I drove her to Dr. Kim’s at Studio City Animal Hospital and
concurred with my prognosis. He gave her a complete physical and then told me
she had Cadillac eyes.
“Cadillac eyes?”
“Yes, but it is not too serious. The most important thing now is
for her to rest and drink lots of water.”
“I soon realized that he (being from Korean descent) meant
something entirely different.
“Oh, you mean she has cataracts.”
“That’s what I said, Cadillacs.”
I thought about the days she had pulled me (on my roller-skates)
over the streets of Los Angeles, Burbank, Santa Monica and Venice. The dog had
amazing endurance and it kept me in shape, too.

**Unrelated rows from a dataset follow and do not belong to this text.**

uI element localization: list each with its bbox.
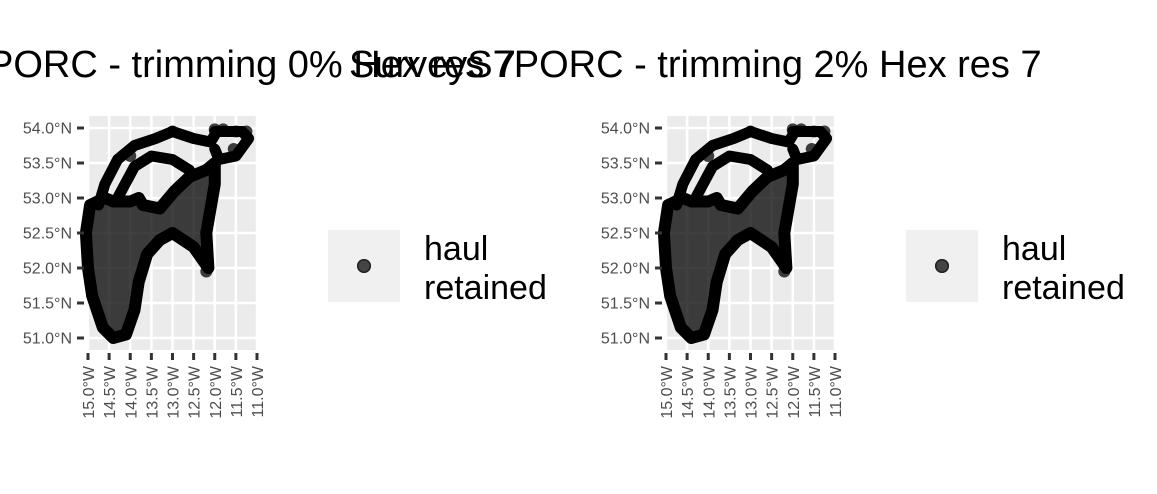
x-tick-label: 11.5°W: [807, 365, 824, 417]
haul-point: [166, 125, 179, 138]
haul-point: [807, 125, 820, 138]
plot-2: 51.0°N 51.5°N 52.0°N 52.5°N 53.0°N 53.5°N 54.0…: [601, 116, 845, 419]
legend-dot-icon-2: [935, 259, 949, 273]
x-tick-label: 12.5°W: [187, 365, 204, 419]
x-tick-label: 13.5°W: [722, 365, 739, 419]
legend-key-1: [328, 230, 400, 302]
y-tick-label: 53.0°N: [601, 191, 650, 208]
y-tick-label: 54.0°N: [601, 121, 650, 138]
x-tick-label: 13.0°W: [166, 365, 183, 419]
legend-label-1: haul retained: [424, 230, 584, 308]
plot-1: 51.0°N 51.5°N 52.0°N 52.5°N 53.0°N 53.5°N 54.0…: [23, 116, 267, 419]
y-tick-label: 51.0°N: [601, 331, 650, 348]
x-tick-label: 13.5°W: [144, 365, 161, 419]
x-tick-label: 14.0°W: [701, 365, 718, 419]
x-tick-label: 12.5°W: [765, 365, 782, 419]
chart-title-2: SurveyS7PORC - trimming 2% Hex res 7: [349, 44, 1042, 86]
haul-point: [229, 125, 242, 138]
haul-point: [786, 123, 799, 136]
haul-points: [657, 123, 833, 344]
x-tick-label: 15.0°W: [659, 365, 676, 419]
x-tick-label: 11.5°W: [229, 365, 246, 417]
x-tick-label: 14.5°W: [680, 365, 697, 419]
x-tick-label: 11.0°W: [250, 365, 267, 417]
x-tick-label: 11.0°W: [828, 365, 845, 417]
haul-point-track: [93, 126, 221, 211]
y-tick-label: 54.0°N: [23, 121, 72, 138]
y-tick-label: 51.5°N: [601, 296, 650, 313]
legend-label-2: haul retained: [1002, 230, 1157, 308]
legend-label-text-1: haul retained: [424, 230, 547, 307]
haul-point: [744, 125, 757, 138]
x-tick-label: 14.0°W: [123, 365, 140, 419]
y-tick-label: 51.0°N: [23, 331, 72, 348]
haul-point: [240, 125, 253, 138]
haul-point: [227, 143, 240, 155]
haul-point: [795, 123, 808, 136]
legend-label-text-2: haul retained: [1002, 230, 1125, 307]
haul-point-track: [671, 126, 799, 211]
x-tick-label: 12.0°W: [786, 365, 803, 419]
haul-point: [200, 265, 213, 278]
haul-point: [217, 123, 230, 136]
x-tick-label: 15.0°W: [81, 365, 98, 419]
y-tick-label: 53.5°N: [601, 156, 650, 173]
y-tick-label: 52.0°N: [601, 261, 650, 278]
haul-point: [124, 150, 137, 162]
y-tick-label: 53.0°N: [23, 191, 72, 208]
y-tick-label: 51.5°N: [23, 296, 72, 313]
x-tick-label: 12.0°W: [208, 365, 225, 419]
haul-point: [778, 265, 791, 278]
y-tick-label: 53.5°N: [23, 156, 72, 173]
haul-point-track: [112, 150, 195, 204]
haul-point: [208, 123, 221, 136]
haul-point-track: [690, 150, 773, 204]
legend-dot-icon-1: [357, 259, 371, 273]
haul-point: [702, 150, 715, 162]
chart-title-1: PORC - trimming 0% Hex res 7: [0, 44, 516, 86]
haul-point: [805, 143, 818, 155]
y-tick-label: 52.5°N: [23, 226, 72, 243]
haul-points: [79, 123, 255, 344]
x-tick-label: 13.0°W: [744, 365, 761, 419]
y-tick-label: 52.0°N: [23, 261, 72, 278]
haul-point: [818, 125, 831, 138]
x-tick-label: 14.5°W: [102, 365, 119, 419]
legend-key-2: [906, 230, 978, 302]
y-tick-label: 52.5°N: [601, 226, 650, 243]
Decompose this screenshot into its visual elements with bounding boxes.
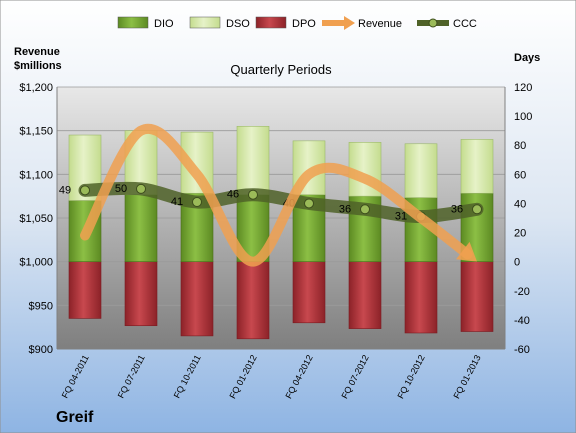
left-tick-label: $950 xyxy=(29,300,53,312)
ccc-data-label: 41 xyxy=(171,196,183,208)
dpo-bar xyxy=(404,261,438,334)
legend-label-revenue: Revenue xyxy=(358,18,402,30)
right-tick-label: -20 xyxy=(514,286,530,298)
dpo-bar xyxy=(124,261,158,327)
left-axis-label-line2: $millions xyxy=(14,60,62,72)
legend-swatch-dpo xyxy=(255,16,287,29)
revenue-arrowhead xyxy=(456,241,477,262)
dpo-bar xyxy=(460,261,494,332)
right-tick-label: -60 xyxy=(514,344,530,356)
dpo-bar xyxy=(348,261,382,329)
left-axis-label-line1: Revenue xyxy=(14,46,60,58)
right-tick-label: 120 xyxy=(514,82,532,94)
legend-swatch-dso xyxy=(189,16,221,29)
legend-swatch-revenue-arrow xyxy=(344,16,355,30)
dpo-bar xyxy=(236,261,270,340)
ccc-marker xyxy=(304,198,314,209)
right-tick-label: 40 xyxy=(514,198,526,210)
legend: DIO DSO DPO Revenue CCC xyxy=(117,16,477,30)
ccc-marker xyxy=(192,196,202,207)
legend-swatch-ccc-marker xyxy=(428,18,438,28)
dpo-bar xyxy=(180,261,214,337)
legend-label-dio: DIO xyxy=(154,18,174,30)
left-tick-label: $1,100 xyxy=(19,169,53,181)
legend-swatch-dio xyxy=(117,16,149,29)
ccc-data-label: 46 xyxy=(227,189,239,201)
right-axis: -60 -40 -20 0 20 40 60 80 100 120 xyxy=(514,82,532,356)
chart-title: Quarterly Periods xyxy=(230,62,332,77)
ccc-data-label: 50 xyxy=(115,183,127,195)
right-tick-label: -40 xyxy=(514,315,530,327)
dso-bar xyxy=(460,139,494,194)
left-tick-label: $1,200 xyxy=(19,82,53,94)
dpo-bar xyxy=(292,261,326,324)
ccc-marker xyxy=(248,189,258,200)
left-axis: $900 $950 $1,000 $1,050 $1,100 $1,150 $1,200 xyxy=(19,82,53,356)
right-tick-label: 80 xyxy=(514,140,526,152)
legend-label-dpo: DPO xyxy=(292,18,316,30)
legend-label-ccc: CCC xyxy=(453,18,477,30)
ccc-data-label: 49 xyxy=(59,184,71,196)
left-tick-label: $1,050 xyxy=(19,213,53,225)
left-tick-label: $1,000 xyxy=(19,257,53,269)
dso-bar xyxy=(404,143,438,198)
legend-label-dso: DSO xyxy=(226,18,250,30)
ccc-marker xyxy=(472,204,482,215)
ccc-marker xyxy=(80,185,90,196)
revenue-line xyxy=(80,123,473,267)
ccc-marker xyxy=(136,183,146,194)
dio-bar xyxy=(124,194,158,262)
right-tick-label: 20 xyxy=(514,228,526,240)
company-name: Greif xyxy=(56,409,94,426)
ccc-data-label: 36 xyxy=(451,203,463,215)
dso-bar xyxy=(236,126,270,196)
ccc-data-label: 31 xyxy=(395,211,407,223)
ccc-marker xyxy=(360,204,370,215)
left-tick-label: $1,150 xyxy=(19,126,53,138)
right-axis-label: Days xyxy=(514,52,540,64)
left-tick-label: $900 xyxy=(29,344,53,356)
dpo-bar xyxy=(68,261,102,319)
right-tick-label: 100 xyxy=(514,111,532,123)
ccc-data-label: 36 xyxy=(339,203,351,215)
right-tick-label: 0 xyxy=(514,257,520,269)
right-tick-label: 60 xyxy=(514,169,526,181)
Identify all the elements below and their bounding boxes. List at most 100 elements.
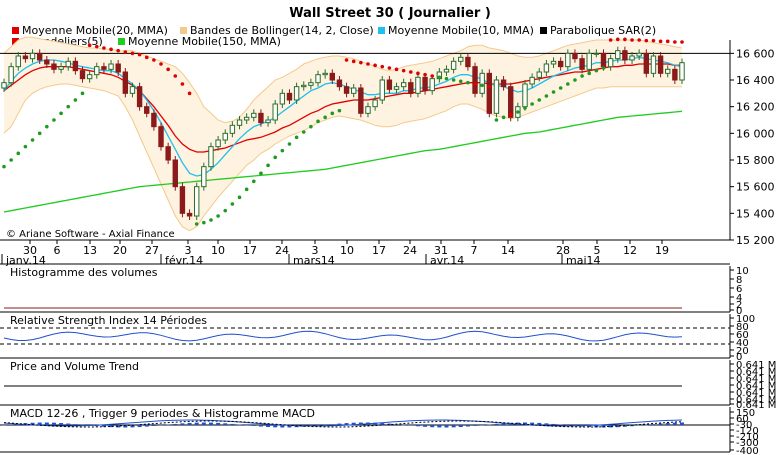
macd-histogram-bar <box>544 423 549 425</box>
candle-body <box>229 124 236 134</box>
macd-histogram-bar <box>615 425 620 428</box>
macd-histogram-bar <box>451 425 456 428</box>
candle-body <box>351 87 357 94</box>
macd-histogram-bar <box>194 422 199 425</box>
macd-histogram-bar <box>208 422 213 425</box>
sar-dot <box>615 37 620 42</box>
sar-dot <box>73 98 78 102</box>
candle-body <box>615 50 621 60</box>
macd-histogram-bar <box>273 425 278 428</box>
candle-body <box>465 56 471 68</box>
x-day-label: 6 <box>54 244 61 257</box>
x-day-label: 10 <box>340 244 354 257</box>
macd-histogram-bar <box>216 422 221 425</box>
candle-body <box>308 82 314 86</box>
macd-histogram-bar <box>258 425 263 427</box>
legend-label: Moyenne Mobile(150, MMA) <box>128 35 281 48</box>
legend-swatch <box>12 27 19 34</box>
candle-body <box>279 92 286 105</box>
candle-body <box>201 166 207 188</box>
macd-histogram-bar <box>337 423 342 425</box>
sar-dot <box>416 71 420 76</box>
macd-histogram-bar <box>59 423 64 425</box>
candle-body <box>22 55 29 60</box>
sar-dot <box>330 111 335 116</box>
sar-dot <box>187 91 192 96</box>
candle-body <box>679 62 685 81</box>
panel-title: Histogramme des volumes <box>10 266 158 279</box>
macd-histogram-bar <box>430 425 435 428</box>
sar-dot <box>665 39 670 44</box>
sar-dot <box>301 130 306 134</box>
sar-dot <box>637 38 641 42</box>
legend-swatch <box>378 27 385 34</box>
sar-dot <box>316 119 320 124</box>
price-tick-label: 15 200 <box>736 234 775 247</box>
candle-body <box>657 55 664 74</box>
pvt-panel: Price and Volume Trend 0.641 M0.641 M0.64… <box>0 360 776 411</box>
panel-tick-label: 60 <box>736 330 749 341</box>
macd-line <box>3 419 683 427</box>
candle-body <box>429 78 435 92</box>
panel-tick-label: 0.641 M <box>736 381 776 392</box>
candle-body <box>44 59 50 65</box>
sar-dot <box>494 118 499 122</box>
candle-body <box>629 55 635 61</box>
legend-swatch <box>540 27 547 34</box>
candle-body <box>565 52 571 68</box>
sar-dot <box>423 72 427 77</box>
candle-body <box>151 112 157 128</box>
macd-histogram-bar <box>266 425 271 428</box>
x-day-label: 17 <box>243 244 257 257</box>
candle-body <box>286 92 293 101</box>
sar-dot <box>366 62 370 66</box>
macd-histogram-bar <box>473 425 478 426</box>
candle-body <box>458 56 464 62</box>
candle-body <box>486 72 493 114</box>
candle-body <box>529 76 535 85</box>
sar-dot <box>273 155 278 160</box>
candle-body <box>51 63 57 70</box>
sar-dot <box>251 179 256 184</box>
macd-histogram-bar <box>2 425 6 426</box>
sar-dot <box>344 58 349 62</box>
candle-body <box>600 52 607 68</box>
candle-body <box>265 119 271 124</box>
sar-dot <box>180 82 185 86</box>
price-tick-label: 15 400 <box>736 207 775 220</box>
sar-dot <box>523 106 527 110</box>
candle-body <box>579 58 585 70</box>
legend: Moyenne Mobile(20, MMA) Bandes de Bolling… <box>12 24 656 48</box>
macd-histogram-bar <box>187 422 192 425</box>
x-day-label: 17 <box>372 244 386 257</box>
candle-body <box>550 60 557 65</box>
macd-histogram-bar <box>201 422 206 425</box>
panel-tick-label: 0 <box>736 306 742 317</box>
macd-histogram-bar <box>680 422 684 425</box>
candle-body <box>557 60 564 68</box>
candle-body <box>8 66 14 84</box>
macd-histogram-bar <box>344 423 349 425</box>
macd-histogram-bar <box>651 424 656 425</box>
x-day-label: 28 <box>556 244 570 257</box>
panel-tick-label: 0.641 M <box>736 360 776 371</box>
legend-swatch <box>12 38 19 45</box>
macd-histogram-bar <box>137 425 142 428</box>
candle-body <box>479 72 485 94</box>
panel-title: Relative Strength Index 14 Périodes <box>10 314 207 327</box>
panel-tick-label: 0.641 M <box>736 367 776 378</box>
candle-body <box>58 66 64 70</box>
sar-dot <box>152 58 156 62</box>
candle-body <box>393 86 400 90</box>
candle-body <box>493 79 500 114</box>
macd-histogram-bar <box>423 425 428 427</box>
x-month-label: mars14 <box>293 254 335 267</box>
macd-histogram-bar <box>608 425 613 428</box>
sar-dot <box>294 135 299 140</box>
macd-histogram-bar <box>73 424 78 425</box>
panel-tick-label: -30 <box>736 420 752 431</box>
candle-body <box>1 82 7 89</box>
macd-histogram-bar <box>173 423 178 425</box>
panel-tick-label: 0.641 M <box>736 400 776 411</box>
sar-dot <box>2 164 6 169</box>
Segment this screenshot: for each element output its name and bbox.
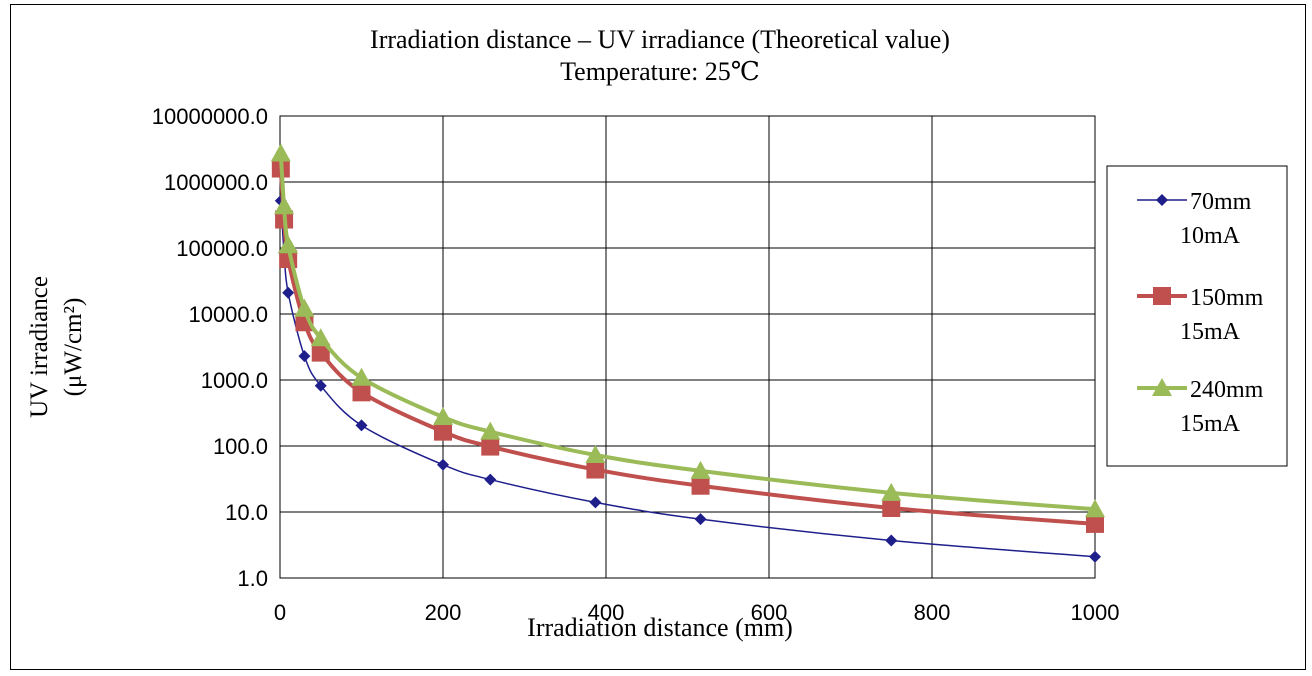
data-point: [351, 367, 372, 386]
data-point: [294, 298, 315, 317]
y-axis-label: UV irradiance (μW/cm²): [26, 276, 87, 418]
x-tick-label: 800: [914, 600, 951, 625]
y-tick-label: 10000000.0: [152, 104, 268, 129]
series-2: [270, 143, 1105, 518]
data-point: [882, 498, 901, 517]
series-line: [280, 200, 1096, 558]
y-tick-label: 1000.0: [201, 368, 268, 393]
data-point: [278, 235, 299, 254]
chart-subtitle: Temperature: 25℃: [560, 57, 760, 86]
legend: 70mm 10mA 150mm 15mA 240mm 15mA: [1106, 165, 1288, 467]
legend-label-line2: 15mA: [1180, 319, 1241, 345]
data-point: [434, 422, 452, 441]
data-point: [270, 143, 291, 162]
legend-marker: [1152, 378, 1172, 396]
y-tick-label: 100.0: [213, 434, 268, 459]
legend-item: 150mm 15mA: [1137, 285, 1264, 345]
legend-item: 70mm 10mA: [1137, 189, 1252, 249]
data-point: [1085, 499, 1105, 518]
data-point: [585, 445, 606, 464]
data-point: [437, 458, 449, 471]
legend-label-line1: 240mm: [1190, 377, 1264, 403]
data-point: [274, 196, 295, 215]
legend-label-line1: 70mm: [1190, 189, 1252, 215]
data-point: [589, 496, 602, 509]
data-point: [314, 379, 327, 392]
x-tick-label: 0: [274, 600, 286, 625]
data-point: [310, 328, 331, 347]
legend-label-line2: 10mA: [1180, 223, 1241, 249]
y-axis-label-line1: UV irradiance: [26, 276, 53, 418]
data-point: [484, 473, 497, 486]
legend-label-line1: 150mm: [1190, 285, 1264, 311]
data-point: [480, 421, 501, 440]
data-point: [311, 343, 330, 362]
data-point: [298, 350, 311, 363]
y-tick-label: 10000.0: [188, 302, 268, 327]
x-tick-label: 200: [425, 600, 462, 625]
y-tick-label: 100000.0: [176, 236, 268, 261]
data-point: [352, 383, 371, 402]
legend-marker: [1156, 194, 1168, 206]
y-tick-label: 10.0: [225, 500, 268, 525]
x-tick-label: 400: [588, 600, 625, 625]
x-tick-label: 1000: [1071, 600, 1120, 625]
data-point: [885, 534, 898, 547]
data-point: [691, 476, 710, 495]
legend-label-line2: 15mA: [1180, 411, 1241, 437]
legend-box: [1106, 165, 1288, 467]
data-point: [586, 460, 605, 479]
data-point: [282, 286, 295, 299]
data-point: [433, 407, 453, 426]
data-point: [1086, 514, 1104, 533]
plot-border: [279, 115, 1096, 579]
data-point: [481, 437, 500, 456]
data-point: [694, 513, 707, 526]
data-point: [1089, 550, 1101, 563]
plot-area: [280, 116, 1095, 578]
data-point: [690, 460, 711, 479]
x-tick-label: 600: [751, 600, 788, 625]
y-tick-label: 1.0: [237, 566, 268, 591]
y-tick-label: 1000000.0: [164, 170, 268, 195]
data-point: [355, 419, 368, 432]
series-layer: [270, 143, 1105, 563]
legend-item: 240mm 15mA: [1137, 377, 1264, 437]
y-axis-tick-labels: 1.0 10.0 100.0 1000.0 10000.0 100000.0 1000000…: [152, 104, 268, 591]
x-axis-tick-labels: 0 200 400 600 800 1000: [274, 600, 1120, 625]
y-axis-label-line2: (μW/cm²): [60, 298, 87, 397]
chart-title: Irradiation distance – UV irradiance (Th…: [370, 25, 950, 54]
data-point: [881, 482, 902, 501]
x-axis-label: Irradiation distance (mm): [527, 613, 793, 642]
legend-marker: [1153, 287, 1171, 305]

That led to my meeting Maria,
my pregnant, eighteen-year-old, punk rocker girlfriend that had run away from
the domineering step mother in Germany. Maria had the baby and we gave it up
for adoption (one of the hardest thing I ever had to do) and then I followed
her over to the Fatherland. I had to come back to America, not because I missed
my homeland or my family and friends (even though I did miss them a little)—I
missed Bridget more.
I
made a list of places we’d moved in and out of together over the years: Radford
to Oakhurst; Highland, and back to Oakhurst; Mammoth Avenue in Van Nuys; then
back to Oakhurst again; El Cerritos near
Hollywood Boulevard; Washington Way in Venice:, Oakhurst yet again; Canton
Drive in Studio City, where my parents had moved after getting thrown out of
Oakhurst (because of Bridget and her three puppies born in May of 1982. My Mom
and Dad kept two of the puppies and we gave one away to a neighbor); Camrose
Drive, where they’d been living when I met Donna; 2107 Vine Street; 4711 Santa
Lucia in Woodland Hills where Jonathan had been born; Chas’s guest house in
Franklin, Tennessee...and finally the hundred-year-old farm house on Thompson
Station Road where Daniel and Morgan were born, and who knew how many places she’d
lived before I had found her. Fifteen places in her sixteen-and-a-half-years—that’s
115 in dog years. That night in July, 1997, Donna and I cried and laughed, and
cried some more about sweet, loving Bridget Bardog—the once-in-a-lifetime dog
who changed my life forever. The amazing dog with the Cadillac eyes.